A long time ago, when I was a young adult, I visited my family in Africa. The day after I arrived we loaded in my cousin’s car and drove to Botswana. It was nearing the end of their dry season. Botswana is mostly Kalahari Desert. Dry and brown with some faded green shrubs. The long yellow grasses growing from the dark red soil.
We drove over a high and long bridge. Where I live a bridge like that would be crossing a substantial river, and that was what I expected to see. As we drove over the bridge, I looked down to see river bed. The sandy river bed, cracked and dry. No water in sight.
I asked my Cousin why the bridge was so high if no water was running under it. He informed me that there isn’t any water now, but when the rain comes it can come all at once. In southern Botswana they only get a little over a foot of rain in a year during their wet season. But some years it comes in a shorter period. The bridge is built for those years, to withstand the force of the overflowing rivers.

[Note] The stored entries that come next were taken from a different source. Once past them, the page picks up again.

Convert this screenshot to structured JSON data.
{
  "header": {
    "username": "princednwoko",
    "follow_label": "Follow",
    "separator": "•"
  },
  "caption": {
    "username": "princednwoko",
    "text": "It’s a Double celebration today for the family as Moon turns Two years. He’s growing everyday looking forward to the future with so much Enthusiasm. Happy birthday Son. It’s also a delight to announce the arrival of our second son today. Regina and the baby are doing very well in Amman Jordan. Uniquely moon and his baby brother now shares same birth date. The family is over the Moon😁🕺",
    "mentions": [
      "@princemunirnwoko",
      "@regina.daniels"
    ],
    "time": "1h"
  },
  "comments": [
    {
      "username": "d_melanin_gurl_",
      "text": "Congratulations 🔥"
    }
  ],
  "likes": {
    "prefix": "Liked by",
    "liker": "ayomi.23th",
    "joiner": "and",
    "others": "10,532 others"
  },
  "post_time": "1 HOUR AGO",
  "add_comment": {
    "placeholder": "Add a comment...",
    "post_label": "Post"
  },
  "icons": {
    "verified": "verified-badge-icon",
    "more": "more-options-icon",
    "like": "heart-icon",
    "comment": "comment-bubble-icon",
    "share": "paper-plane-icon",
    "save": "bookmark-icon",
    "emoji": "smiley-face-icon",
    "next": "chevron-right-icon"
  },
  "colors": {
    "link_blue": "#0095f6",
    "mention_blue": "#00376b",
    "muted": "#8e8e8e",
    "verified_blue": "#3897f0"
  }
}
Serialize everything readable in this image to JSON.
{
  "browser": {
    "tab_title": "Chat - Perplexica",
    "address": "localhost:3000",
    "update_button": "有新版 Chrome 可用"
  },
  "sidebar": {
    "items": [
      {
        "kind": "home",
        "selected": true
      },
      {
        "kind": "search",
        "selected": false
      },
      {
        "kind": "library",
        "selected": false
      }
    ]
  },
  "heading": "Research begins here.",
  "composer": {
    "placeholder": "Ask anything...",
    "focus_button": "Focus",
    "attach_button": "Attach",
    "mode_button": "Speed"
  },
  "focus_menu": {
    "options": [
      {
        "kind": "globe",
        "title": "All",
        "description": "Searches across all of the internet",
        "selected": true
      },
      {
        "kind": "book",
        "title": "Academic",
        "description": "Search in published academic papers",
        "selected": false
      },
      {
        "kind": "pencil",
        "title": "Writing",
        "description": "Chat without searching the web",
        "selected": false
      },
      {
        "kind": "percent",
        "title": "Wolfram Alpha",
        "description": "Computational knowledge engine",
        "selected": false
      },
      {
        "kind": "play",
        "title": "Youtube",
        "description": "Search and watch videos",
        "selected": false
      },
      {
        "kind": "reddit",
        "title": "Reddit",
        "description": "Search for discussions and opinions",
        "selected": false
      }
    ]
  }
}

The image of the dry desert being flooded by life giving water is a powerful recollection. Although the rain can be destructive in its force, it will leave the land refreshed and renewed in its wake.
Seasons of renewal come. Usually after long periods of drought and turmoil, but they do come.
Job 38: 25-27 Who cuts a channel for the torrents of rain, and a path for the thunderstorm, to water a land where no one lives, an uninhabited desert,
to satisfy a desolate wasteland and make it sprout with grass?